Con Fidel, de una vez y para siempre, se acabó un tiempo largo y decisivo de nuestra historia.
Ahora dicen que en la noche del viernes 25 de noviembre de 2016, a
los 90 años de edad, murió Fidel Castro Ruz, hijo bastardo de un
estanciero gallego y torpe con una empleada de su finca, y que encabezó
una revolución impensable, la de una isla insignificante o casi que se
propuso liberarse del yugo de la nación más beligerante en la historia
de la Humanidad, y hacerse dueña de su propio destino.
Sin embargo, el que se murió ha sido una de las figuras más
emblemáticas de la historia contemporánea, el símbolo del sueño de miles
de gentes alrededor del mundo.
El sueño de otro mundo, otra vida, más justa, más igual. Más digna.
Un mundo viable, posible, pero vedado a la mayoría de las personas.
El que se murió quizá ya se hubiera ido desde hace un buen tiempo. Un
tiempo en que se creía y se creyó que era posible tocar el cielo con
las manos.
Quien se fue aquella noche de un viernes ha sido el hombre que, más
que cualquier otro, representó la etérea, tenue, creencia en la
posibilidad de tocar el cielo con las manos.
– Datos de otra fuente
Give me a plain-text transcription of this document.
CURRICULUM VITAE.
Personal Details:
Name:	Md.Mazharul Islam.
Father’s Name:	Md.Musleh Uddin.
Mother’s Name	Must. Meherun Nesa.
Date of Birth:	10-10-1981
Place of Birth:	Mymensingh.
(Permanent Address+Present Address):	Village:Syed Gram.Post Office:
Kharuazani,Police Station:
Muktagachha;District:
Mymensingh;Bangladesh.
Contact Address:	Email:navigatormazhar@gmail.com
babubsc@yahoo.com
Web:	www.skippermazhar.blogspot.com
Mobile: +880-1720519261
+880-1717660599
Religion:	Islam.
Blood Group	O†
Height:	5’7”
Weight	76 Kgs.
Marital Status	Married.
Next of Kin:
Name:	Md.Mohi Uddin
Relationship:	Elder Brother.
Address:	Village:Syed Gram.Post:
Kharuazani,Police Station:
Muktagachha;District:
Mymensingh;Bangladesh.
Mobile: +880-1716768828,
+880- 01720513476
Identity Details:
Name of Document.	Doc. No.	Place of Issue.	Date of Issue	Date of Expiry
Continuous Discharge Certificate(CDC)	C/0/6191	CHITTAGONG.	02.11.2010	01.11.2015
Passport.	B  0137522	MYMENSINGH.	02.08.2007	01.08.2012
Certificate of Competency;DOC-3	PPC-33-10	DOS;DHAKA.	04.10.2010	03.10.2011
No lo logró, no lo logramos, es cierto.
Pero nadie, como Fidel, representó ese sueño de multitudes, las
multitudes de abandonados, de ninguneados, de silenciados por el mundo.
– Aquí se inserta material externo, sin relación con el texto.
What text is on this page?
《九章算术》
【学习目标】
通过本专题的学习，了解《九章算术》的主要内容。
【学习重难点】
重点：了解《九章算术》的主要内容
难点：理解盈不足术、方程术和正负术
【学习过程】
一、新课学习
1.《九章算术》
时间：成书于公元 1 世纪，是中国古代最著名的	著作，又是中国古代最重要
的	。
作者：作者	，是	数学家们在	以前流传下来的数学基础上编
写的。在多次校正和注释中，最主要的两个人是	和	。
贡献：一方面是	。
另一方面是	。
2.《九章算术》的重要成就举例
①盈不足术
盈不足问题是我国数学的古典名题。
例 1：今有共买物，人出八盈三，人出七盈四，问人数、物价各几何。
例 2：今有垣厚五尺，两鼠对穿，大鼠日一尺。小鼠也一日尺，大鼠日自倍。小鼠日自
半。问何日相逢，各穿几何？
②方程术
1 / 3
Recuerdo una frase de mi hermano Eduardo Galeano, que decía más o
menos así: Cuba no hizo la revolución que quiso y podía hacer, sino la
que pudo.
Y eso es, y así fue: la inmensa distancia entre el sueño, el deseo, y la realidad, la vida.
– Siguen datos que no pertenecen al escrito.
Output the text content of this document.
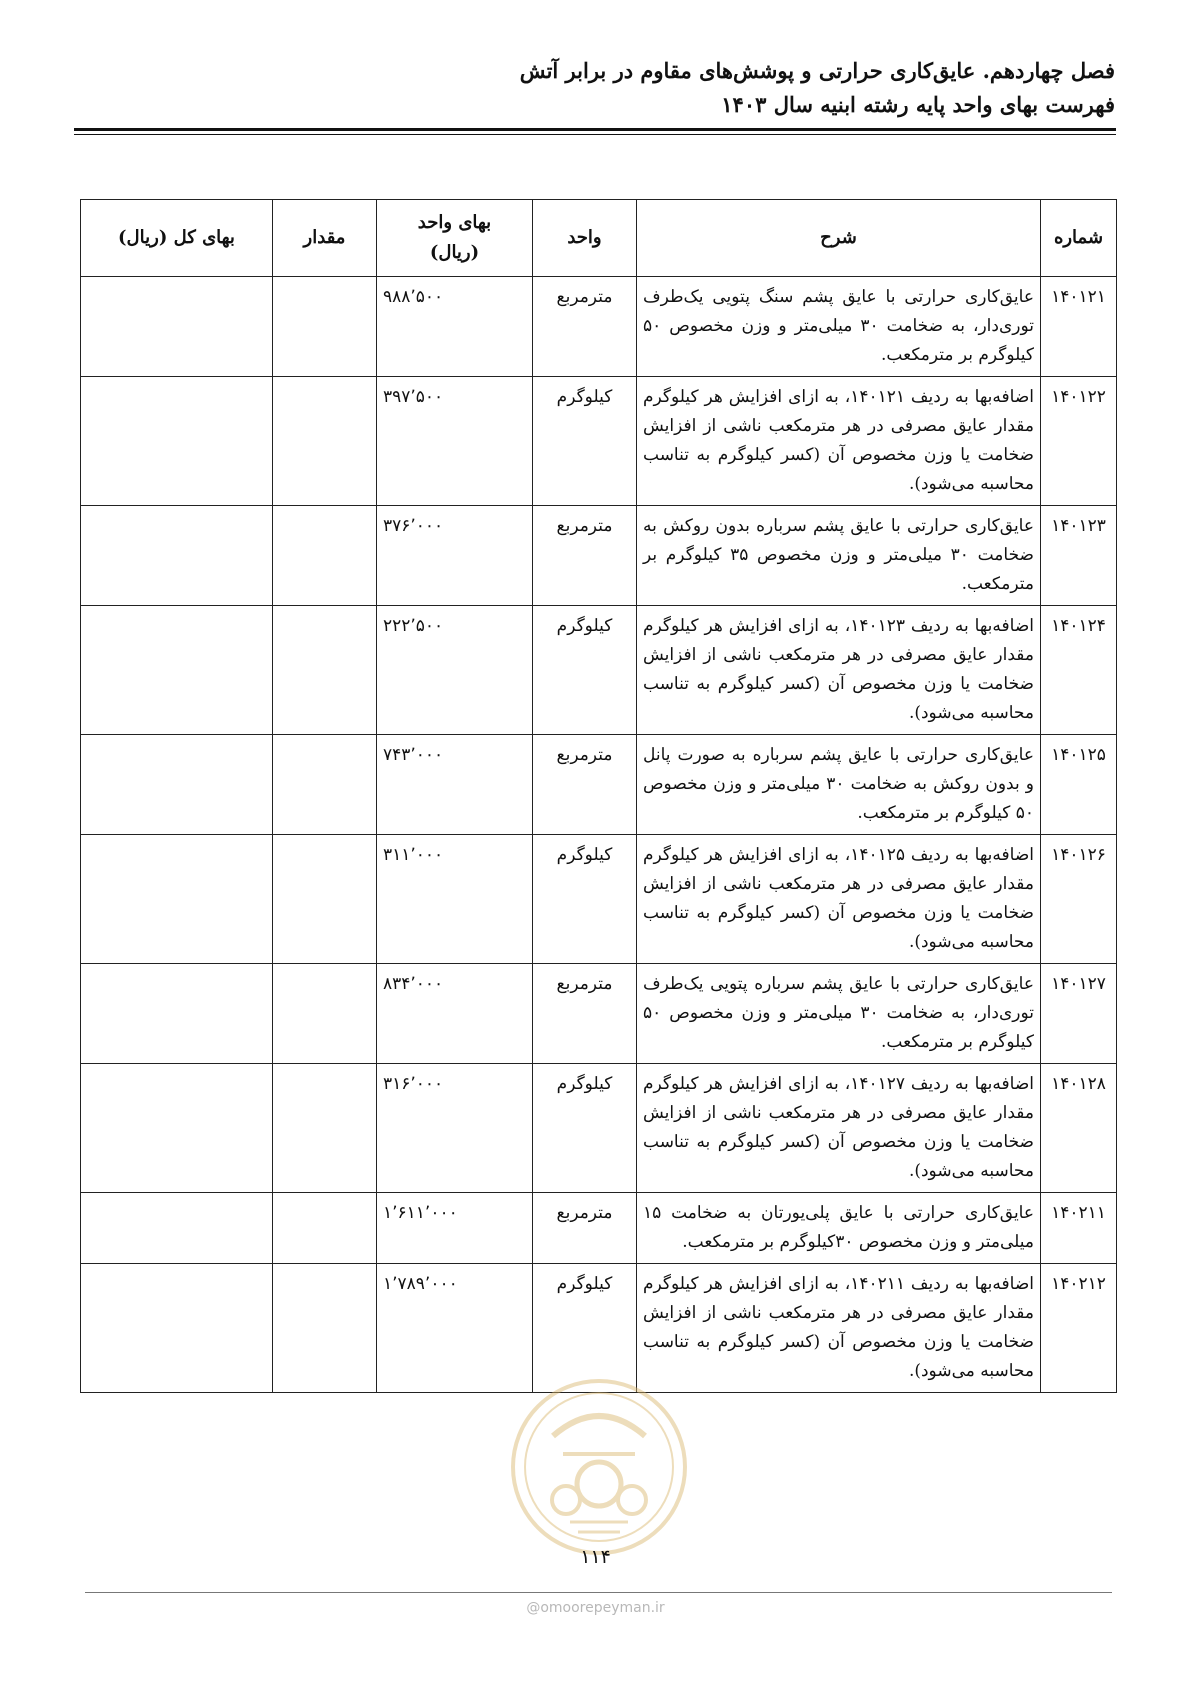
فصل چهاردهم. عایق‌کاری حرارتی و پوشش‌های مقاوم در برابر آتش
فهرست بهای واحد پایه رشته ابنیه سال ۱۴۰۳
شماره	شرح	واحد	بهای واحد
(ریال)	مقدار	بهای کل (ریال)
۱۴۰۱۲۱	عایق‌کاری حرارتی با عایق پشم سنگ پتویی یک‌طرف توری‌دار، به ضخامت ۳۰ میلی‌متر و وزن مخصوص ۵۰ کیلوگرم بر مترمکعب.	مترمربع	۹۸۸٬۵۰۰		
۱۴۰۱۲۲	اضافه‌بها به ردیف ۱۴۰۱۲۱، به ازای افزایش هر کیلوگرم مقدار عایق مصرفی در هر مترمکعب ناشی از افزایش ضخامت یا وزن مخصوص آن (کسر کیلوگرم به تناسب محاسبه می‌شود).	کیلوگرم	۳۹۷٬۵۰۰		
۱۴۰۱۲۳	عایق‌کاری حرارتی با عایق پشم سرباره بدون روکش به ضخامت ۳۰ میلی‌متر و وزن مخصوص ۳۵ کیلوگرم بر مترمکعب.	مترمربع	۳۷۶٬۰۰۰		
۱۴۰۱۲۴	اضافه‌بها به ردیف ۱۴۰۱۲۳، به ازای افزایش هر کیلوگرم مقدار عایق مصرفی در هر مترمکعب ناشی از افزایش ضخامت یا وزن مخصوص آن (کسر کیلوگرم به تناسب محاسبه می‌شود).	کیلوگرم	۲۲۲٬۵۰۰		
۱۴۰۱۲۵	عایق‌کاری حرارتی با عایق پشم سرباره به صورت پانل و بدون روکش به ضخامت ۳۰ میلی‌متر و وزن مخصوص ۵۰ کیلوگرم بر مترمکعب.	مترمربع	۷۴۳٬۰۰۰		
۱۴۰۱۲۶	اضافه‌بها به ردیف ۱۴۰۱۲۵، به ازای افزایش هر کیلوگرم مقدار عایق مصرفی در هر مترمکعب ناشی از افزایش ضخامت یا وزن مخصوص آن (کسر کیلوگرم به تناسب محاسبه می‌شود).	کیلوگرم	۳۱۱٬۰۰۰		
۱۴۰۱۲۷	عایق‌کاری حرارتی با عایق پشم سرباره پتویی یک‌طرف توری‌دار، به ضخامت ۳۰ میلی‌متر و وزن مخصوص ۵۰ کیلوگرم بر مترمکعب.	مترمربع	۸۳۴٬۰۰۰		
۱۴۰۱۲۸	اضافه‌بها به ردیف ۱۴۰۱۲۷، به ازای افزایش هر کیلوگرم مقدار عایق مصرفی در هر مترمکعب ناشی از افزایش ضخامت یا وزن مخصوص آن (کسر کیلوگرم به تناسب محاسبه می‌شود).	کیلوگرم	۳۱۶٬۰۰۰		
۱۴۰۲۱۱	عایق‌کاری حرارتی با عایق پلی‌یورتان به ضخامت ۱۵ میلی‌متر و وزن مخصوص ۳۰کیلوگرم بر مترمکعب.	مترمربع	۱٬۶۱۱٬۰۰۰		
۱۴۰۲۱۲	اضافه‌بها به ردیف ۱۴۰۲۱۱، به ازای افزایش هر کیلوگرم مقدار عایق مصرفی در هر مترمکعب ناشی از افزایش ضخامت یا وزن مخصوص آن (کسر کیلوگرم به تناسب محاسبه می‌شود).	کیلوگرم	۱٬۷۸۹٬۰۰۰		
۱۱۴
@omoorepeyman.ir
Fidel Castro, esculpido en barro humano, como humano cometió errores. Unos tantos, unos muchos.
Pero su legado supera todos sus equívocos. Con la ayuda y el duro
precio pagado por miles y miles de compatriotas, condujo el intento de
construcción de un sueño real.
He conocido un montón de países y de pueblos. Ninguno, ninguno tan solidario como el pueblo cubano.
Fidel Castro ha sido, más que el conductor, el símbolo de ese
tiempo, de ese sueño. Con sus conquistas, que son muchas, y con sus
equívocos.
Un sueño de dignidad, de soberanía, de altivez.
Recuerdo la primera vez que lo vi, a medio metro de distancia.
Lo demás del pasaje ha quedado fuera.